RUBIN STEINER : SA BIOGRAPHIE
Fred Lantier aka Rubin Steiner
Féru de musiques underground depuis l’âge de 13 ans, collectionneur de musiques biscornues puis animateur radio, c’est suite à l’achat d’un ordinateur que Fred Landier s’est transformé en Rubin Steiner. C’est alors qu’il s’est mis à juxtaposer des univers musicaux très différents, combinant boucles jazzy et expérimentations inspirées à l’aide d’un sampleur, d’effets, de toys, de bandes et de micros.

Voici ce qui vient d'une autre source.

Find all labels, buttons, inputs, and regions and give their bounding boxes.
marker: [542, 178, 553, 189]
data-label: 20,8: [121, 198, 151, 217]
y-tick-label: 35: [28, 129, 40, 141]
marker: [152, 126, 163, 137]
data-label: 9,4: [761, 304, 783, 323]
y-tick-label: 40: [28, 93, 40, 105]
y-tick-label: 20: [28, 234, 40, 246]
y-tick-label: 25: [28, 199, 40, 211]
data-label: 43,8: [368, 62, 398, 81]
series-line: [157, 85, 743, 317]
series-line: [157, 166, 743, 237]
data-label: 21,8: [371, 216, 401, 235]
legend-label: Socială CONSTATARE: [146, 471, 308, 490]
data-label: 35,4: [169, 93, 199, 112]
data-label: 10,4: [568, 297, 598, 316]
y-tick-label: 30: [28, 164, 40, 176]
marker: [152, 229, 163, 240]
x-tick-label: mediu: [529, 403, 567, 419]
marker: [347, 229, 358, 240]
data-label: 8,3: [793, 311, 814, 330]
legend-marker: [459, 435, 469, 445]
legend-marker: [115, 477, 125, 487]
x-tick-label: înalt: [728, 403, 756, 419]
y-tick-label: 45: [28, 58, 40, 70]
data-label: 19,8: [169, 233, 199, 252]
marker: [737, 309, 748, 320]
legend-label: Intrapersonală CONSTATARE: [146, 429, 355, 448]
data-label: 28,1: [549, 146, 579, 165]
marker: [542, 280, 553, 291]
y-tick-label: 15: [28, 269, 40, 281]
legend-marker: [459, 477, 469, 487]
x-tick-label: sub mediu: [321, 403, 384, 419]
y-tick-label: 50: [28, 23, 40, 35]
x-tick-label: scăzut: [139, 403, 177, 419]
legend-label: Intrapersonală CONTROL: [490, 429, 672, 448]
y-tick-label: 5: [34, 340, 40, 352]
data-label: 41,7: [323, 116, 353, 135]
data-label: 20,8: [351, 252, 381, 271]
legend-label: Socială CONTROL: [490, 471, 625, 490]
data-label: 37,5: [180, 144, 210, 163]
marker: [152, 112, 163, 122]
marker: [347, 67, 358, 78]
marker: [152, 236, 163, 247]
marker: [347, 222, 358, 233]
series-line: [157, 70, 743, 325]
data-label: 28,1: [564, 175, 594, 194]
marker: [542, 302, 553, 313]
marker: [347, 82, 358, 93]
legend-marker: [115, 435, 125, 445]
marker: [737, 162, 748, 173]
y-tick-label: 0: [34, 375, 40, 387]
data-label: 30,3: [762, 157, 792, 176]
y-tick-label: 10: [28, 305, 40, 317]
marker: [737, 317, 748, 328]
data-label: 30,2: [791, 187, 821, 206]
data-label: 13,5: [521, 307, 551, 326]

Rubin Steiner développe un amour immodéré pour le jazz, le hip hop et le break beat. Sur scène il compose en live comme certains jouent aux legos. Il enfourche du swing sur du breakbeat, du ragtime sur du hip hop, du dub sur du fox trot, du cold sur du jazzy, ce qui ne l'empêche pas de truffer ses morceaux de rythmiques savantes, de références littéraires, artistiques ou cinématographiques.
Sur scène, il est accompagné de deux musiciens et d'un Vj's qui mixe en direct des images vidéos. Après de premières expériences autoproduites, il réalise plusieurs musiques pour des projets artistiques, notamment pour les chorégraphes contemporains Fabrice Ramalingom et Daniel Larrieu ou encore Street Contact, une compagnie de danse hip-hop. Paru chez Platinum, l'album Lo-fi nu jazz vol. 2 et ses avalanches de clins d'oeils marquent les oreilles françaises de ses beats impeccables et de collages foutraques à la créativité rafraîchissante.

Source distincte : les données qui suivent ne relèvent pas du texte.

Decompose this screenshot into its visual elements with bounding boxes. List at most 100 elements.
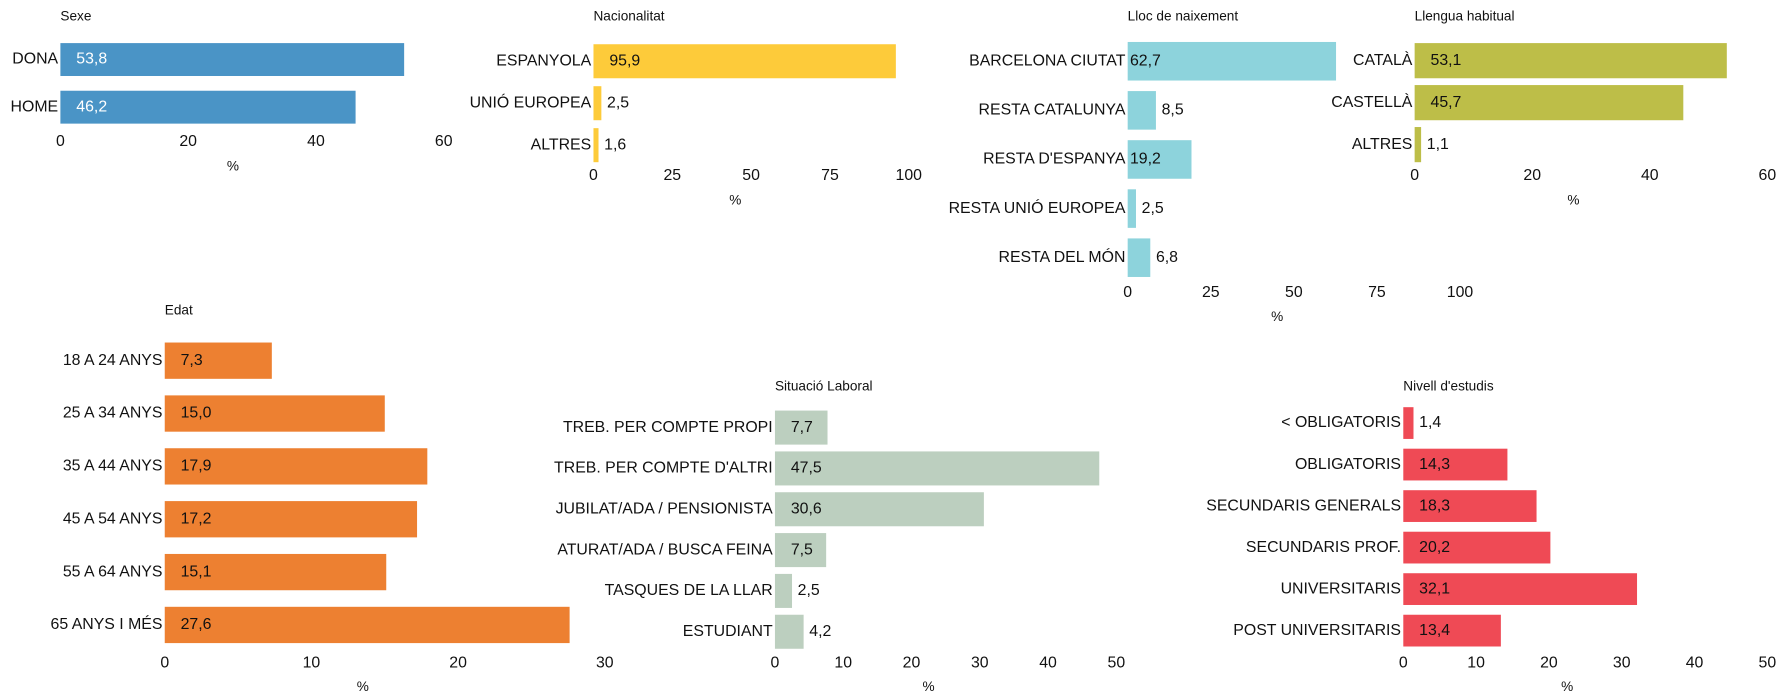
category-label: TASQUES DE LA LLAR [605,582,773,599]
bar [1403,614,1501,647]
x-tick-label: 60 [435,133,453,150]
bar [164,553,387,591]
x-tick-label: 50 [1285,284,1303,301]
value-label: 95,9 [609,52,640,69]
bar [60,90,356,124]
bar [164,606,570,644]
category-label: CASTELLÀ [1331,92,1413,111]
x-tick-label: 20 [1540,655,1558,672]
value-label: 6,8 [1156,249,1178,266]
category-label: 65 ANYS I MÉS [51,614,163,633]
bar [1403,407,1414,439]
x-tick-label: 100 [1447,284,1474,301]
category-label: ALTRES [531,136,592,153]
x-tick-label: 0 [589,167,598,184]
bar [774,451,1100,486]
bar [774,533,827,568]
value-label: 17,9 [181,458,212,475]
category-label: SECUNDARIS PROF. [1246,539,1401,556]
category-label: UNIÓ EUROPEA [470,92,592,111]
category-label: 18 A 24 ANYS [63,352,163,369]
x-tick-label: 75 [1368,284,1386,301]
category-label: DONA [12,51,58,68]
category-label: BARCELONA CIUTAT [969,52,1126,69]
x-tick-label: 0 [1399,655,1408,672]
x-tick-label: 10 [1467,655,1485,672]
value-label: 32,1 [1419,580,1450,597]
x-tick-label: 50 [742,167,760,184]
category-label: < OBLIGATORIS [1281,414,1401,431]
x-tick-label: 0 [56,133,65,150]
bar [1127,91,1156,130]
chart-title: Situació Laboral [775,378,873,393]
value-label: 45,7 [1431,94,1462,111]
x-tick-label: 0 [1123,284,1132,301]
category-label: 55 A 64 ANYS [63,563,163,580]
chart-title: Nacionalitat [593,9,664,24]
x-axis-label: % [1567,192,1579,207]
category-label: TREB. PER COMPTE PROPI [563,419,773,436]
x-axis-label: % [357,679,369,693]
x-axis-label: % [1271,309,1283,324]
category-label: HOME [11,98,59,115]
bar [1403,490,1537,522]
category-label: RESTA UNIÓ EUROPEA [949,198,1126,217]
bar [1403,448,1508,481]
category-label: RESTA D'ESPANYA [983,151,1126,168]
category-label: ALTRES [1352,136,1413,153]
x-tick-label: 30 [971,655,989,672]
chart-title: Sexe [60,9,91,24]
value-label: 15,0 [181,405,212,422]
bar [164,501,418,538]
x-tick-label: 10 [303,655,321,672]
x-tick-label: 0 [771,655,780,672]
category-label: SECUNDARIS GENERALS [1206,497,1401,514]
category-label: RESTA DEL MÓN [999,247,1126,266]
bar [1414,127,1422,163]
x-tick-label: 0 [1410,167,1419,184]
value-label: 7,3 [181,352,203,369]
category-label: OBLIGATORIS [1295,456,1401,473]
x-tick-label: 25 [1202,284,1220,301]
bar [774,573,793,608]
bar [164,448,428,485]
bar [1414,85,1684,121]
chart-title: Llengua habitual [1415,9,1515,24]
value-label: 1,6 [604,136,626,153]
x-tick-label: 50 [1108,655,1126,672]
value-label: 53,1 [1431,52,1462,69]
chart-title: Lloc de naixement [1128,9,1239,24]
x-tick-label: 50 [1759,655,1777,672]
category-label: ESTUDIANT [683,623,773,640]
value-label: 53,8 [76,51,107,68]
x-tick-label: 10 [834,655,852,672]
bar [1127,238,1151,277]
category-label: UNIVERSITARIS [1281,580,1401,597]
value-label: 1,1 [1427,136,1449,153]
bar [1127,189,1136,228]
x-tick-label: 20 [449,655,467,672]
category-label: 35 A 44 ANYS [63,458,163,475]
category-label: CATALÀ [1353,50,1413,69]
value-label: 2,5 [607,94,629,111]
bar [1414,43,1727,79]
bar [60,43,405,76]
value-label: 62,7 [1130,52,1161,69]
category-label: ESPANYOLA [496,52,591,69]
bar [774,492,984,527]
bar [774,614,804,649]
category-label: 25 A 34 ANYS [63,405,163,422]
bar [593,128,599,163]
value-label: 4,2 [809,623,831,640]
x-tick-label: 20 [179,133,197,150]
x-tick-label: 40 [307,133,325,150]
value-label: 17,2 [181,510,212,527]
x-tick-label: 60 [1759,167,1777,184]
value-label: 14,3 [1419,456,1450,473]
bar [774,410,828,445]
x-tick-label: 0 [160,655,169,672]
value-label: 7,5 [791,541,813,558]
bar [1403,531,1551,564]
x-tick-label: 30 [596,655,614,672]
x-tick-label: 20 [903,655,921,672]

Peu sûr de pouvoir retranscrire sa musique sur scène, il se produit d'abord avec une bande d'amis sous le nom du "Dancing Music Show", performance hybride avec danseurs, projections super 8, sampleur, platines, synthé et micros qui pousse le concept du DJ en groupe dans ses retranchements les plus hystériques. Il finit tout de même par proposer un live de ses propres compositions avec son sampleur et son micro, et toujours les images, vidéo cette fois, de son camarade François Pirault. Accompagné sur scène depuis juin 2001 par Sylvestre Perrusson (basse, contrebasse), Benoît Louette (trombone, flûte traversière) et François Pirault (mix vidéo), le "Rubin Steiner Quartet" navigue alors dans de nombreux festivals à travers l'Europe, notamment La fête de l'Huma, Les Vieilles Charrues, Fornex (où il vole la vedette à son idole Jimi Tenor), ou encore se produit en DJ set dans de nombreux clubs à travers la France, déliant à chaque fois les hanches les plus étroites pour des chaloupes effrénées.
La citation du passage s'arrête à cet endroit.